🤖 AI Summary
This study investigates whether small language models (SLMs) can effectively replace large language models (LLMs) in mental health–sensitive text understanding tasks, balancing performance with privacy preservation. Method: The authors systematically evaluate five state-of-the-art SLMs against three LLMs across six clinically relevant tasks, employing both zero-shot and few-shot learning paradigms. Contribution/Results: SLMs achieve a zero-shot F1 score of 0.64—only 2 percentage points below LLMs—and gain +14.6% in F1 after few-shot prompt tuning, with performance on several tasks approaching or surpassing that of LLMs. This work provides the first empirical evidence that model scale is not the decisive factor for clinical semantic understanding; rather, SLMs demonstrate strong practical utility and deployability in privacy-sensitive settings.

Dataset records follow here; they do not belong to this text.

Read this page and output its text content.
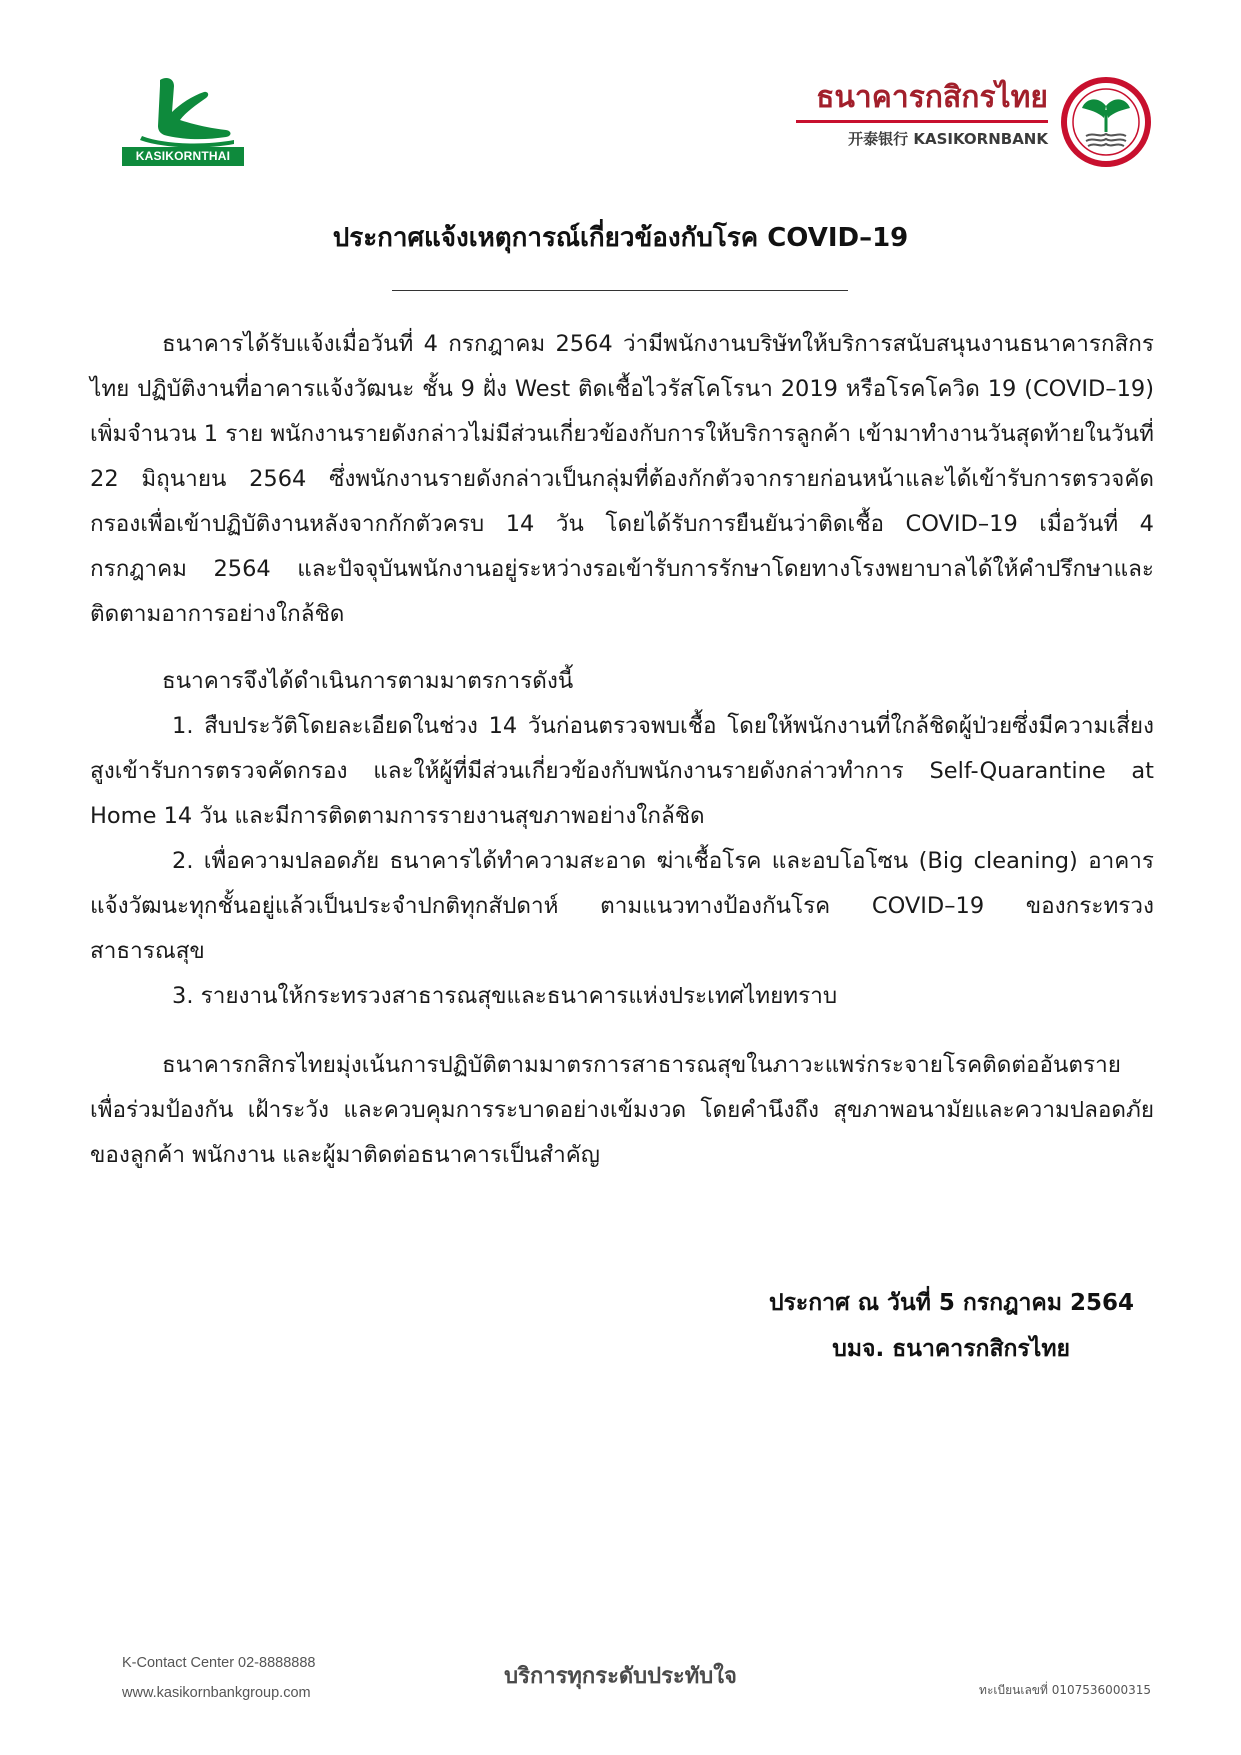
KASIKORNTHAI
ธนาคารกสิกรไทย
开泰银行 KASIKORNBANK
ประกาศแจ้งเหตุการณ์เกี่ยวข้องกับโรค COVID–19

ธนาคารได้รับแจ้งเมื่อวันที่ 4 กรกฎาคม 2564 ว่ามีพนักงานบริษัทให้บริการสนับสนุนงานธนาคารกสิกรไทย ปฏิบัติงานที่อาคารแจ้งวัฒนะ ชั้น 9 ฝั่ง West ติดเชื้อไวรัสโคโรนา 2019 หรือโรคโควิด 19 (COVID–19) เพิ่มจำนวน 1 ราย พนักงานรายดังกล่าวไม่มีส่วนเกี่ยวข้องกับการให้บริการลูกค้า เข้ามาทำงานวันสุดท้ายในวันที่ 22 มิถุนายน 2564 ซึ่งพนักงานรายดังกล่าวเป็นกลุ่มที่ต้องกักตัวจากรายก่อนหน้าและได้เข้ารับการตรวจคัดกรองเพื่อเข้าปฏิบัติงานหลังจากกักตัวครบ 14 วัน โดยได้รับการยืนยันว่าติดเชื้อ COVID–19 เมื่อวันที่ 4 กรกฎาคม 2564 และปัจจุบันพนักงานอยู่ระหว่างรอเข้ารับการรักษาโดยทางโรงพยาบาลได้ให้คำปรึกษาและติดตามอาการอย่างใกล้ชิด

ธนาคารจึงได้ดำเนินการตามมาตรการดังนี้

1. สืบประวัติโดยละเอียดในช่วง 14 วันก่อนตรวจพบเชื้อ โดยให้พนักงานที่ใกล้ชิดผู้ป่วยซึ่งมีความเสี่ยงสูงเข้ารับการตรวจคัดกรอง และให้ผู้ที่มีส่วนเกี่ยวข้องกับพนักงานรายดังกล่าวทำการ Self-Quarantine at Home 14 วัน และมีการติดตามการรายงานสุขภาพอย่างใกล้ชิด

2. เพื่อความปลอดภัย ธนาคารได้ทำความสะอาด ฆ่าเชื้อโรค และอบโอโซน (Big cleaning) อาคารแจ้งวัฒนะทุกชั้นอยู่แล้วเป็นประจำปกติทุกสัปดาห์ ตามแนวทางป้องกันโรค COVID–19 ของกระทรวงสาธารณสุข

3. รายงานให้กระทรวงสาธารณสุขและธนาคารแห่งประเทศไทยทราบ

ธนาคารกสิกรไทยมุ่งเน้นการปฏิบัติตามมาตรการสาธารณสุขในภาวะแพร่กระจายโรคติดต่ออันตราย เพื่อร่วมป้องกัน เฝ้าระวัง และควบคุมการระบาดอย่างเข้มงวด โดยคำนึงถึง สุขภาพอนามัยและความปลอดภัยของลูกค้า พนักงาน และผู้มาติดต่อธนาคารเป็นสำคัญ

ประกาศ ณ วันที่ 5 กรกฎาคม 2564
บมจ. ธนาคารกสิกรไทย
K-Contact Center 02-8888888
www.kasikornbankgroup.com
บริการทุกระดับประทับใจ
ทะเบียนเลขที่ 0107536000315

It establishes a novel paradigm for lightweight, privacy-aware AI in sensitive domains.
📝 Abstract
The emergence of Small Language Models (SLMs) as privacy-preserving alternatives for sensitive applications raises a fundamental question about their inherent understanding capabilities compared to Large Language Models (LLMs). This paper investigates the mental health understanding capabilities of current SLMs through systematic evaluation across diverse classification tasks. Employing zero-shot and few-shot learning paradigms, we benchmark their performance against established LLM baselines to elucidate their relative strengths and limitations in this critical domain. We assess five state-of-the-art SLMs (Phi-3, Phi-3.5, Qwen2.5, Llama-3.2, Gemma2) against three LLMs (GPT-4, FLAN-T5-XXL, Alpaca-7B) on six mental health understanding tasks. Our findings reveal that SLMs achieve mean performance within 2% of LLMs on binary classification tasks (F1 scores of 0.64 vs 0.66 in zero-shot settings), demonstrating notable competence despite orders of magnitude fewer parameters. Both model categories experience similar degradation on multi-class severity tasks (a drop of over 30%), suggesting that nuanced clinical understanding challenges transcend model scale. Few-shot prompting provides substantial improvements for SLMs (up to 14.6%), while LLM gains are more variable. Our work highlights the potential of SLMs in mental health understanding, showing they can be effective privacy-preserving tools for analyzing sensitive online text data. In particular, their ability to quickly adapt and specialize with minimal data through few-shot learning positions them as promising candidates for scalable mental health screening tools.